We have a new unit in the barn (it is on its own feed from the house board) which has an unused MCB. I'll take the new light wiring from that one.

MrsC would like some more sockets, but I think they'll have to wait until I replace the original consumer unit.
You could just replace the new consumer unit with a larger one, while keeping its circuit breakers etc, so you would only be paying for the housing. You would then run the barn on just one consumer unit.

Of course, I don't know what the layout is, and how large the barn is etc etc.

No, because there are two main supply cables to the barn.

Original - for lights and general sockets
New - currently only for kiln (which is 7kW)
<i>Marmite slave</i>

Re: Light switch wiring
« Reply #10 on: 30 May, 2022, 12:00:21 pm »
Switch box is rusted shut as well. I'll get round to replacing all of this. It's on a barn and I can see all of the cables so there is definitely only one cable going to the switch.
If the cable is three core, and two sets of lights are controlled separately, that doesn't leave a wire for earth. The switch box is rusted shut, so that must be metal. There must be dampness to cause the rust. Three core cable has one uninsulated core, which should only be used for earth.

That all looks very dangerous. Moisture in the switch could easily make the case live.

With all those things wrong I would be surprised if there is correct earthing of the fuseboard, or effective RCD protection.

I'm glad to hear that you'll be replacing it all.

I assume the light fittings are fed by cables coming from the old fuse box enclosure?

If it's three-core & earth:
Core 1: Permanent live, from the fuse box to the common terminal on the first switch, jumper wire from there to common on the second switch.
Core 2: Switched live 1, back from the L1 connection on the first switch to a terminal block inside the fuse box enclosure, feeding the cable to the first light fitting.
Core 3: Switched live 2, back from the L1 connection on the second switch to a terminal block inside the fusebox enclosure, feeding the cable to the second light fitting.
(which seems safe* as long as the earth is connected properly - which you can't assume! so proceed with extreme caution anyway...)

If it's twin & earth: same as above, but using the uninsulated conductor instead of one of the three cores above.  :hand:
(which as Diver300 says is not safe at all, especially given the switch and fusebox enclosures are metal)

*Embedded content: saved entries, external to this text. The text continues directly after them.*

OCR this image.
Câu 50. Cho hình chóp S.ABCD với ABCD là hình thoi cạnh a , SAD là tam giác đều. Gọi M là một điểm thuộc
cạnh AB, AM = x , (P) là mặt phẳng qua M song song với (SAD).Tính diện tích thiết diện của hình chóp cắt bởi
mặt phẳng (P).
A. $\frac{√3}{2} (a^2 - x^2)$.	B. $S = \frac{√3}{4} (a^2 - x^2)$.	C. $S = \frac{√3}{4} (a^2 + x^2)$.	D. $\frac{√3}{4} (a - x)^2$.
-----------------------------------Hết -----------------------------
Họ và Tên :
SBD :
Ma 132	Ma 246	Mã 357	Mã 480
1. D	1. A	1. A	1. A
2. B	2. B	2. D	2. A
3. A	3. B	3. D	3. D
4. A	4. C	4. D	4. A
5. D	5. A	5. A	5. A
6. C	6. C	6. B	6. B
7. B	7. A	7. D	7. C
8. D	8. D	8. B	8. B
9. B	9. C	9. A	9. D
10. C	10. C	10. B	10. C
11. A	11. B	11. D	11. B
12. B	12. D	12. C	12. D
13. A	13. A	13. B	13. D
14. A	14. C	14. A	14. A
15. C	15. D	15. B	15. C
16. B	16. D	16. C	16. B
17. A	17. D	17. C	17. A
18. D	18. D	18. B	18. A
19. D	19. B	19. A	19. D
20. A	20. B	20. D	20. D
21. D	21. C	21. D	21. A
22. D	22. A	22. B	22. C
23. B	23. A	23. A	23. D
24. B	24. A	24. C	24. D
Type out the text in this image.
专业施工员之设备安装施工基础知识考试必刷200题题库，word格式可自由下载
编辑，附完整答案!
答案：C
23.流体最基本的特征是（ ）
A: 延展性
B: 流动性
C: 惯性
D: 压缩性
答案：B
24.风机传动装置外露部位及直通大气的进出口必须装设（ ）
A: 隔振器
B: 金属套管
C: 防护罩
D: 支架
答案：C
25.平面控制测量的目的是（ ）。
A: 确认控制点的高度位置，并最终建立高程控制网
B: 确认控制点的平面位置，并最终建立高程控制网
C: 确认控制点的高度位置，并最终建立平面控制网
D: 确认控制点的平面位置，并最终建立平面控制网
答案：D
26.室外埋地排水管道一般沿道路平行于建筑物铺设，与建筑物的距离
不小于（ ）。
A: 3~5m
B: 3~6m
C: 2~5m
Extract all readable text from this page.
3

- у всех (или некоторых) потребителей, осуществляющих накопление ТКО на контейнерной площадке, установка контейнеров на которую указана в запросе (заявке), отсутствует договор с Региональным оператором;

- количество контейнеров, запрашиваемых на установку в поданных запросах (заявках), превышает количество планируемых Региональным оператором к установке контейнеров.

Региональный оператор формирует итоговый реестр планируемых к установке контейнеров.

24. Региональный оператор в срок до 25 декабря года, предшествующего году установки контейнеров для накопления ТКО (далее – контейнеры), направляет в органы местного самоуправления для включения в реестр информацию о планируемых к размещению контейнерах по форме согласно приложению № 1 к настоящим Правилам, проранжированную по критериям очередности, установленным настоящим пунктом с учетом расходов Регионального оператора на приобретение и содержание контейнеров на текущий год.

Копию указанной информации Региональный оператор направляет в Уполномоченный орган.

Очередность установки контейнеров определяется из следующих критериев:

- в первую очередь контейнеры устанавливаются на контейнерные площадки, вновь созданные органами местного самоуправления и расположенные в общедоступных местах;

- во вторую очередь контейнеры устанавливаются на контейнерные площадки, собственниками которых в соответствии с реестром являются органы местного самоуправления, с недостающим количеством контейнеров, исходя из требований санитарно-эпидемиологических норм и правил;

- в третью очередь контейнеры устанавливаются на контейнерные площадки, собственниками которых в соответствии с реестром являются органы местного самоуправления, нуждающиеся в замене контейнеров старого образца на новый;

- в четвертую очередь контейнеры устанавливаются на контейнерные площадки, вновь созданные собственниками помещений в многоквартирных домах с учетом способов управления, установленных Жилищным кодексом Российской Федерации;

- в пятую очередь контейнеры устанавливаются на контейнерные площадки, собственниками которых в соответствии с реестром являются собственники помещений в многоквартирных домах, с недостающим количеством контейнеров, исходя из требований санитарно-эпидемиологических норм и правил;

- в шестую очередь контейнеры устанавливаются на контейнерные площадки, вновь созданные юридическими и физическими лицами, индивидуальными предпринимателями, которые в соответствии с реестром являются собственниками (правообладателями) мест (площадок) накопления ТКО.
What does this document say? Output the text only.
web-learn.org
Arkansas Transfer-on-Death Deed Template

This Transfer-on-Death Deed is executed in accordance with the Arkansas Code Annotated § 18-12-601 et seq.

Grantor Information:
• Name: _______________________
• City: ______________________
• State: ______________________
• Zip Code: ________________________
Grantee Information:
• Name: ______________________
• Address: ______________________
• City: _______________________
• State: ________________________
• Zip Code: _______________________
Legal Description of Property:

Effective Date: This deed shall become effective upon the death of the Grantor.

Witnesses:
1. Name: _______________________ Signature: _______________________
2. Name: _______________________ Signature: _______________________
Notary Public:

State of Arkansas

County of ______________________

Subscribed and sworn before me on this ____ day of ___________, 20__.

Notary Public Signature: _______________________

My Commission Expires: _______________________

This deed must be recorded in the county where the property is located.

*well, assuming there's also an RCD upstream of the old board somewhere, and there are no issues with earthing given this is an outbuilding, which introduces its own complexities...

Re: Light switch wiring
« Reply #11 on: 30 May, 2022, 01:00:06 pm »
You are all making me want to open up that switch enclosure.

I have some new switches on the way. Might replace the existing on when they get here (will have to drill out the screws I think).